The authors suggested that the lack of a washout period between treatment and control periods ignores a potential carryover effect and represents a weakness of the study that should be addressed in future research, along with optimum treatment time and “dosing” for maximum and/or sustained effect.
Experts continue to debate what element of the musical intervention is responsible for its positive therapeutic effect. Hypotheses include a parasympathetic effect from perceived pleasurable experience, brain wave entrainment caused by specific sound frequencies and amplitudes, or physiologic changes induced by auditory rhythms.2 Interestingly, despite the proposed hypothesis that the therapeutic effect attributed to this Mozart piece may be the result of physiologic effects of listening to pleasurable music in general, similar therapeutic effects for other musical pieces has not been found, except for one other Mozart piano sonata (“K.545”).6,7
Some experts have continued to argue that the nearly universal human experience of Mozart compositions as pleasing may yet explain the therapeutic effect of this music. However, a study of rats demonstrated improved maze running performance when exposed to Mozart “K.448,” whereas no improvement in maze running occurred when these rats were similarly exposed to Beethoven’s “Für Elise,” suggesting that Mozart’s works are unique in this regard.8
Is brain activity then “entrained” by the specific sound frequencies in these Mozart works? One study noted a seizure-reducing effect of the “K.448” piano piece that was not noted for a string version of the same piece, suggesting a therapeutic effect because of sound frequencies.9
However, the cleverly scrambled “K.448” control employed by Rafiee et al suggests that the therapeutic effect of listening to Mozart's “K.448” is not exclusively the result of sound frequencies and amplitudes, which were identical in this study’s treatment and control interventions — a noteworthy contribution to this debate.
In summary, based on the positive results reported in this study and while awaiting further research, practicing clinicians can consider recommending this no-cost/no-risk intervention to patients with epilepsy who are not content with their seizure control on prescribed medication.

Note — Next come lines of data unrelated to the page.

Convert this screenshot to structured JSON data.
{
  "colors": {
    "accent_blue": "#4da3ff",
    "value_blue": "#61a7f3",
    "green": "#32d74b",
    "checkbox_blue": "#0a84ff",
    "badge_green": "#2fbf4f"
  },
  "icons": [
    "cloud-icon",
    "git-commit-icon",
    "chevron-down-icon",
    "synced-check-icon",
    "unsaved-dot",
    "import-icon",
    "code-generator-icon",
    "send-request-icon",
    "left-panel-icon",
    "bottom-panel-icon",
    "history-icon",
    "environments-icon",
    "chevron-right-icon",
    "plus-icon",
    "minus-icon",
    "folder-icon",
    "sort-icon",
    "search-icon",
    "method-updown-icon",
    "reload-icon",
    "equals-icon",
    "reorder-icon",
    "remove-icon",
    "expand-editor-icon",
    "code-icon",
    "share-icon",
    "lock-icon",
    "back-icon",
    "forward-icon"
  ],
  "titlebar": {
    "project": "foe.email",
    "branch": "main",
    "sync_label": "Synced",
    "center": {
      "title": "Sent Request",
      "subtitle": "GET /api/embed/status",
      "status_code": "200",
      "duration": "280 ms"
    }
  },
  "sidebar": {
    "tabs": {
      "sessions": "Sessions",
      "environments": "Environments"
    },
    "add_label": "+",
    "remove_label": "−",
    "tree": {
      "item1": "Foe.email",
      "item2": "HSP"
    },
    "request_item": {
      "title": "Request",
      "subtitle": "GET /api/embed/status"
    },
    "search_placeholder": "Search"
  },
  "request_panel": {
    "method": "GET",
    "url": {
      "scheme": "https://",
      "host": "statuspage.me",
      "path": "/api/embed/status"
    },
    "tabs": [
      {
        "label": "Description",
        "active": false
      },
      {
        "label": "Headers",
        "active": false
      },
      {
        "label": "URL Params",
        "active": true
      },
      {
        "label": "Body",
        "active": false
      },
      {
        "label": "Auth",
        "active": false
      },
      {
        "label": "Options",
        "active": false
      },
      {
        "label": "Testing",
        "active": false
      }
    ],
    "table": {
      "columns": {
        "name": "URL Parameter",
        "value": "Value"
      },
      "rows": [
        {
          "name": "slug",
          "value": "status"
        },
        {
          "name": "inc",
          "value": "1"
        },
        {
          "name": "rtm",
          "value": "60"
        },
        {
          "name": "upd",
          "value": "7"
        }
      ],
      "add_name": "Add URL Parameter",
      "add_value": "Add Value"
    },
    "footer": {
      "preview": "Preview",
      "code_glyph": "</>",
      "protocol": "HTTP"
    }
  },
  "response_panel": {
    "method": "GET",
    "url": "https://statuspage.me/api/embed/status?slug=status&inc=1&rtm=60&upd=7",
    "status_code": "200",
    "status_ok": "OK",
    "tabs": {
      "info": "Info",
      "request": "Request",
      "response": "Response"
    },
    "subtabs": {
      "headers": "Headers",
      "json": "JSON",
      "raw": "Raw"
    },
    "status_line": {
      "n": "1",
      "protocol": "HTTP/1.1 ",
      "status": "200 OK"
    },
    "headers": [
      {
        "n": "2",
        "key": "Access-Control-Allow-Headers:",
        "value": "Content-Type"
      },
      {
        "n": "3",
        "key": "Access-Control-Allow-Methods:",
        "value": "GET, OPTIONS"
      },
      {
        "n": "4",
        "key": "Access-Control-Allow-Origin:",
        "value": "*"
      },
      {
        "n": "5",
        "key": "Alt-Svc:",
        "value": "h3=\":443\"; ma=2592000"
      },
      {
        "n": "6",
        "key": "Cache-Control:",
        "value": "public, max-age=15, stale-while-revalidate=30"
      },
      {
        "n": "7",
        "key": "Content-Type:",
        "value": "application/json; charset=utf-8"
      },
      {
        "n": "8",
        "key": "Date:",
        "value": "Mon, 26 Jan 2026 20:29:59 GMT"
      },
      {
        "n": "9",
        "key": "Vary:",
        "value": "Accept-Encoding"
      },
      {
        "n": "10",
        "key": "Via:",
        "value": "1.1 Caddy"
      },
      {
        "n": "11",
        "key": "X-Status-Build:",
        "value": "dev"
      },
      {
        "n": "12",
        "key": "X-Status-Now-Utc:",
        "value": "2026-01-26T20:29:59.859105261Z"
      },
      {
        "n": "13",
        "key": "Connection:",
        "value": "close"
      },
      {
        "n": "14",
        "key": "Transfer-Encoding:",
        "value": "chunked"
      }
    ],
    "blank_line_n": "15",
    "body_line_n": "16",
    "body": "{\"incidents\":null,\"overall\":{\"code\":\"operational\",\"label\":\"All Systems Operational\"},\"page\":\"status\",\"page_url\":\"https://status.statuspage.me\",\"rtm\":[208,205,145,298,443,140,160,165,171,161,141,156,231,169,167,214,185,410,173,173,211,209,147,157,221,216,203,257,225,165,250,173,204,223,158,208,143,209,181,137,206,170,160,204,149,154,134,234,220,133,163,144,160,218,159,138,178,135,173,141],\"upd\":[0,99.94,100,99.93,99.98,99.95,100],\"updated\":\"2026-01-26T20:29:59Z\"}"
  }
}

- Rauscher FH, Shaw GL, Ky KN. Music and spatial task performance. Nature 1993;365:611.
- Pauwels EKJ, Volterrani D, Mariani G, Kostkiewics M. Mozart, music and medicine. Med Princ Pract 2014;23:403-412.
- Hughes JR, Daaboul Y, Fino JJ, Shaw GL. The “Mozart effect” on epileptiform activity. Clin Electroencephalogr 1998;29:109-119.
- Dastgheib SS, Lavegh P, Sadeghi R, et al. The effects of Mozart’s music on interictal activity in epileptic patients: Systematic review and meta-analysis of the literature. Curr Neurol Neurosci Rep 2014;14:420.
- Brackney DE, Brooks JL. Complementary and alternative medicine: The Mozart effect on childhood epilepsy-a systematic review. J Sch Nurs 2018;34:24-37.
- Lin LC, Lee MW, Wei RC, et al. Mozart K.545 mimics Mozart “K.448” in reducing epileptiform discharges in epileptic children. Evid Based Complement Alternat Med 2012;2012:607517.
- Lin LC, Chiang CT, Lee MW, et al. Parasympathetic activation is involved in reducing epileptiform discharges when listening to Mozart music. Clin Neurophysiol 2013;124:1528-1535.
- Aoun P, Jones T, Shaw GL, Bodner M. Long-term enhancement of maze learning in mice via a generalized Mozart effect. Neurol Res 2005;27:791-796.
- Lin LC, Lee WT, Wu HC, et al. Mozart “K.448” and epileptiform discharges: Effect of ratio of lower to higher harmonics. Epilepsy Res 2010;89:238-245.